Der schlimmste Zufall aber ist es, wenn sich eine Geis "versteigt", d. h. in ein Gesträuch gerät und sich dort mit den Hörnern oder Füßen derart verstrickt, daß sie nicht mehr heraus kann, oder wenn sie gar "eingestiegen" ist, d. h. sich auf einem Felsen in so gefährlicher Position befindet, daß sie sich weder vor- noch rückwärts getraut. Das Tier bleibt dann stehen, oft ein, zwei Tage lang, ohne Nahrung und schwebend zwischen Leben und Tod, bis der Hirt es endlich findet und oft mit größter Lebensgefahr rettet.

Diese Geisbuben, die Tag für Tag die steilsten Alpenspitzen erklimmen, sind die verwegensten Bergsteiger und tollkühnsten Kletterer; dabei haben sie Augen wie ein Jochgeier und Sehnen, fest und geschmeidig wie zähe Zundernäste.

Gewöhnlich erreicht der Geishirt mit seiner Herde gegen die Mittagszeit eine Alpenhütte, wo er bereits erwartet und hochwillkommen ist. Denn er ist für die Alpenleute eine Art lebendige Zeitung, aus der sie erfahren, wie es drunten in der Welt zugeht. Er wird um alle Neuigkeiten ausgefragt. Grüße werden hin und wieder aufgegeben, und im Tal erzählt er dann wieder von dem Tun und Treiben der Älpler. Von der Alpenhütte aus läßt er feine Herde allein weiter aufwärts steigen und bleibt den Tag über bei den Sennleuten, denen er allerlei kleine Dienste verrichtet. Zum Lohne erhält er eine tüchtige Butterschnitte, die er sich wohlschmecken läßt.

Gegen Abend kommt die Geisherde wohlgefüttert und mit strotzenden Eutern wieder zur Hütte herab, und der Geisbub macht sich mit ihr auf den Heimweg. Flink geht es abwärts, über Stock und Stein, und bald ist das heimatliche Dorf erreicht, und die Herde in den verschiedenen Ställen versorgt.
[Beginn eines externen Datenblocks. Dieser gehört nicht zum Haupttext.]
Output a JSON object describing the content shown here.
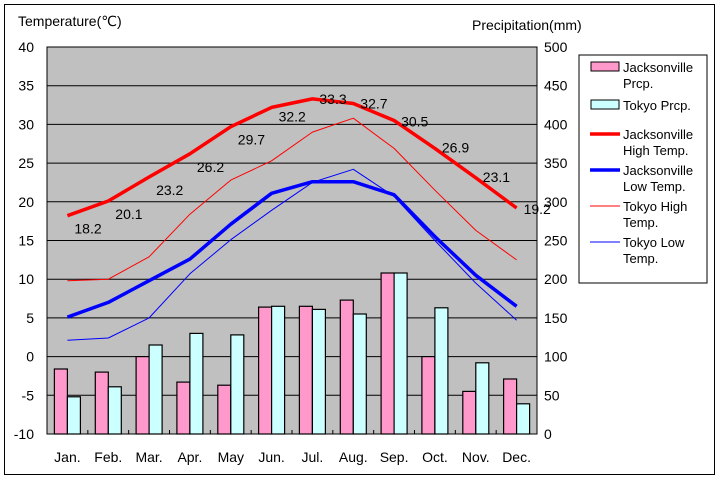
{
  "chart_data": {
    "type": "bar+line",
    "title": "",
    "ylabel_left": "Temperature(℃)",
    "ylabel_right": "Precipitation(mm)",
    "y_left_range": [
      -10,
      40
    ],
    "y_left_ticks": [
      "40",
      "35",
      "30",
      "25",
      "20",
      "15",
      "10",
      "5",
      "0",
      "-5",
      "-10"
    ],
    "y_right_range": [
      0,
      500
    ],
    "y_right_ticks": [
      "500",
      "450",
      "400",
      "350",
      "300",
      "250",
      "200",
      "150",
      "100",
      "50",
      "0"
    ],
    "categories": [
      "Jan.",
      "Feb.",
      "Mar.",
      "Apr.",
      "May",
      "Jun.",
      "Jul.",
      "Aug.",
      "Sep.",
      "Oct.",
      "Nov.",
      "Dec."
    ],
    "grid": true,
    "legend_position": "right",
    "bar_series": [
      {
        "name": "Jacksonville Prcp.",
        "legend": [
          "Jacksonville",
          "Prcp."
        ],
        "color": "#ff99cc",
        "axis": "right",
        "values": [
          84,
          80,
          100,
          67,
          63,
          164,
          165,
          173,
          208,
          100,
          55,
          71
        ]
      },
      {
        "name": "Tokyo Prcp.",
        "legend": [
          "Tokyo Prcp."
        ],
        "color": "#ccffff",
        "axis": "right",
        "values": [
          48,
          61,
          115,
          130,
          128,
          165,
          161,
          155,
          208,
          163,
          92,
          39
        ]
      }
    ],
    "line_series": [
      {
        "name": "Jacksonville High Temp.",
        "legend": [
          "Jacksonville",
          "High Temp."
        ],
        "color": "#ff0000",
        "width": "thick",
        "axis": "left",
        "values": [
          18.2,
          20.1,
          23.2,
          26.2,
          29.7,
          32.2,
          33.3,
          32.7,
          30.5,
          26.9,
          23.1,
          19.2
        ],
        "labeled": true
      },
      {
        "name": "Jacksonville Low Temp.",
        "legend": [
          "Jacksonville",
          "Low Temp."
        ],
        "color": "#0000ff",
        "width": "thick",
        "axis": "left",
        "values": [
          5.1,
          7.0,
          9.8,
          12.6,
          17.1,
          21.1,
          22.6,
          22.6,
          20.9,
          15.5,
          10.5,
          6.5
        ],
        "labeled": false
      },
      {
        "name": "Tokyo High Temp.",
        "legend": [
          "Tokyo High",
          "Temp."
        ],
        "color": "#ff0000",
        "width": "thin",
        "axis": "left",
        "values": [
          9.8,
          10.0,
          12.9,
          18.4,
          22.8,
          25.3,
          29.0,
          30.8,
          26.9,
          21.5,
          16.3,
          12.5
        ],
        "labeled": false
      },
      {
        "name": "Tokyo Low Temp.",
        "legend": [
          "Tokyo Low",
          "Temp."
        ],
        "color": "#0000ff",
        "width": "thin",
        "axis": "left",
        "values": [
          2.1,
          2.4,
          5.0,
          10.7,
          15.1,
          18.9,
          22.5,
          24.2,
          20.7,
          15.0,
          9.5,
          4.7
        ],
        "labeled": false
      }
    ],
    "data_labels": [
      "18.2",
      "20.1",
      "23.2",
      "26.2",
      "29.7",
      "32.2",
      "33.3",
      "32.7",
      "30.5",
      "26.9",
      "23.1",
      "19.2"
    ]
  },
  "colors": {
    "plot_background": "#c0c0c0",
    "gridline": "#000000"
  }
}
Der "Geiser" aber freut sich nun auf warmes Abendessen und kriecht bald in sein ärmliches Heubett, das ihm nach der Anstrengung des Tages sicher so weich dünkt, als das prächtigste Eiderdunenkissen.
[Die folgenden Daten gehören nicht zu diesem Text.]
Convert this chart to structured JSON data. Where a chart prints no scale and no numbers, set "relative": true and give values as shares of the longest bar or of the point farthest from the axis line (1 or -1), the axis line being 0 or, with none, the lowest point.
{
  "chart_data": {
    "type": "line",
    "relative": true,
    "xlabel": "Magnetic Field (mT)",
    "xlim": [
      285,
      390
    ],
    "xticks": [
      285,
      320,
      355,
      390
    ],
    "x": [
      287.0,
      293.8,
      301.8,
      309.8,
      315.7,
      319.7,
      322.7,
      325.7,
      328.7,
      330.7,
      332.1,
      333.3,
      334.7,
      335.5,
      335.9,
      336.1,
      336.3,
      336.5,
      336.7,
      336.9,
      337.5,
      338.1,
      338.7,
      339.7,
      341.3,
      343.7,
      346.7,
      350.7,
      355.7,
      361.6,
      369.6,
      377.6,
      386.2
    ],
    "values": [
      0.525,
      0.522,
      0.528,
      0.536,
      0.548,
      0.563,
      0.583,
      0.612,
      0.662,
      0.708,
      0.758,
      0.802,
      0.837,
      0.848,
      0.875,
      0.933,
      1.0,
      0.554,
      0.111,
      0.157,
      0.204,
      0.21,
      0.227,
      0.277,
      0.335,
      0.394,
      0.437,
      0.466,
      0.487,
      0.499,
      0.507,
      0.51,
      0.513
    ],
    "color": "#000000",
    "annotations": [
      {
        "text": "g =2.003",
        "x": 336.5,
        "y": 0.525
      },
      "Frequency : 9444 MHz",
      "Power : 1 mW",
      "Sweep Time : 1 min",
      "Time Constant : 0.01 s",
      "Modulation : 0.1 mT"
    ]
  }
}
Quelle: Ludwig von Hörmann (pseud. Oswald Heiderich), Der Geisbub, in: Der Alpenfreund, Monatshefte für Verbreitung von Alpenkunde unter Jung und Alt in populären Schilderungen aus dem Gesammtgebiet der Alpenwelt und mit praktischen Winken zur genußvollen Bereisung derselben. HG Dr. Ed. Amthor, 4. Band, Gera 1872, S. 302 - 304.